Maries Schnipsel (2a): Das Europäische Projekt fortgesetzt (Wahltag)

Im Rostbereich der Fast-Vergessenen begegneten sich gestern die beiden bemerkenswertesten Helden der europäischen Literatur. Zu wenige Menschen würdigen den entschlossenen Widerstand, den sie gegen das zu ihrer Zeit herrschende „System“  leisten. Der eine verteidigt hartnäckig die Werte einer Epoche, die versinkt. Hier kämpft er grad gegen die sprichwörtlichen Windmühlenflügel.

Und der andere? Er inspirierte mich schon mit 12 zu meinem ersten bebilderten Reim-Epos…
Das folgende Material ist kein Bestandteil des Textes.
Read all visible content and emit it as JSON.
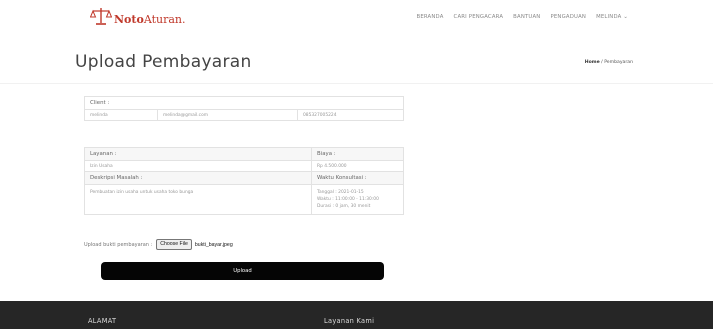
{
  "brand": {
    "part1": "Noto",
    "part2": "Aturan.",
    "color": "#c0392b"
  },
  "nav": [
    "BERANDA",
    "CARI PENGACARA",
    "BANTUAN",
    "PENGADUAN",
    "MELINDA ⌄"
  ],
  "page": {
    "title": "Upload Pembayaran"
  },
  "breadcrumb": {
    "home": "Home",
    "sep": "/",
    "current": "Pembayaran"
  },
  "client": {
    "header": "Client :",
    "name": "melinda",
    "email": "melinda@gmail.com",
    "phone": "085327005224"
  },
  "service": {
    "layanan_label": "Layanan :",
    "biaya_label": "Biaya :",
    "layanan_value": "Izin Usaha",
    "biaya_value": "Rp 4.500.000",
    "deskripsi_label": "Deskripsi Masalah :",
    "waktu_label": "Waktu Konsultasi :",
    "deskripsi_value": "Pembuatan izin usaha untuk usaha toko bunga",
    "tanggal": "Tanggal : 2021-01-15",
    "waktu": "Waktu : 11:00:00 - 11:30:00",
    "durasi": "Durasi : 0 jam, 30 menit"
  },
  "upload": {
    "label": "Upload bukti pembayaran :",
    "choose_label": "Choose File",
    "file_name": "bukti_bayar.jpeg",
    "button_label": "Upload"
  },
  "footer": {
    "alamat": "ALAMAT",
    "layanan": "Layanan Kami"
  }
}
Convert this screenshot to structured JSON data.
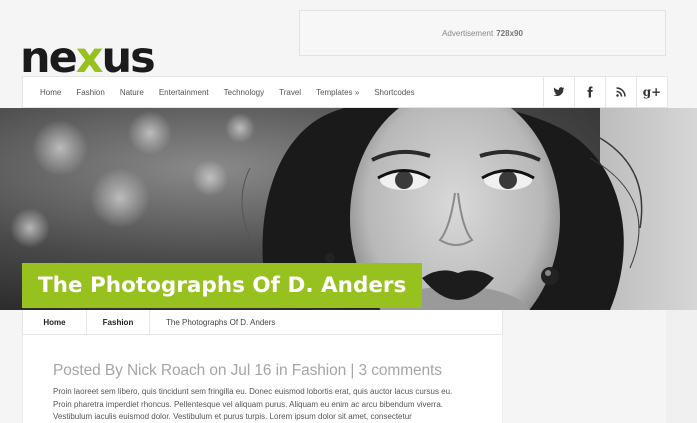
{
  "header": {
    "logo_text": "nexus",
    "ad_label": "Advertisement",
    "ad_size": "728x90"
  },
  "nav": {
    "items": [
      "Home",
      "Fashion",
      "Nature",
      "Entertainment",
      "Technology",
      "Travel",
      "Templates »",
      "Shortcodes"
    ],
    "social": [
      {
        "icon": "twitter-icon"
      },
      {
        "icon": "facebook-icon"
      },
      {
        "icon": "rss-icon"
      },
      {
        "icon": "google-plus-icon",
        "label": "g+"
      }
    ]
  },
  "hero": {
    "title": "The Photographs Of D. Anders"
  },
  "breadcrumb": {
    "home": "Home",
    "category": "Fashion",
    "current": "The Photographs Of D. Anders"
  },
  "post": {
    "meta": "Posted By Nick Roach on Jul 16 in Fashion | 3 comments",
    "body": "Proin laoreet sem libero, quis tincidunt sem fringilla eu. Donec euismod lobortis erat, quis auctor lacus cursus eu. Proin pharetra imperdiet rhoncus. Pellentesque vel aliquam purus. Aliquam eu enim ac arcu bibendum viverra. Vestibulum iaculis euismod dolor. Vestibulum et purus turpis. Lorem ipsum dolor sit amet, consectetur"
  },
  "colors": {
    "accent": "#97c11f",
    "logo_dark": "#1b1b1b"
  }
}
Ulenspiegel, norddeutsch wie ich selbst, vereint in seinem Namen gleich zwei altgriechische Symbole, die in die europäische Tradition übernommen wurden: Spiegel und Eule. Dem anderen den Spiegel vorhalten, oder wie Till, ihn wörtlich nehmen -, das sind bis heute Methoden der Selbsterkenntnis. Was ist Schein, was Sein? Γνῶθι σαυτόν ! Erkenne dich selbst!

Die Eule – nun, da brauche ich nicht viele Worte zu verlieren. Oder doch? Die Bedeutung der Eule verschob sich ja seit der Antike. Im Mittelalter gehörte sie zu den teuflichen Nachtwesen, Hexen wurden mit Eule und schwarzem Kater abgebildet. Also spiegelte der mittelalterliche Till seinen Zeitgenossen wohl nicht nur Weisheit, sondern allerlei finsteren Gedankenspuk zurück. Und er selbst war wohl auch nicht der reine Tor.

Wo sich die beiden Helden getroffen haben könnten (außer im Reich des Geistes) – auch dazu gibt es historische Hinweise. Denn seit des belgischen Romanciers Charles de Coster berühmter Eulenspiegel-Fassung des 16. Jahrhunderts „Die Legende und die heldenhaften, fröhlichen und ruhmreichen Abenteuer von Ulenspiegel und Lamme Goedzak“  ist Till ein Vorkämpfer des niederländischen Freiheitskampfes gegen Spanien. Und wenn sie sich nicht in Flandern trafen, so gäbe es doch viele weitere Möglichkeiten, denn Till war ein Rumtreiber, der fast den gesamten europäischen Kontinent unsicher machte.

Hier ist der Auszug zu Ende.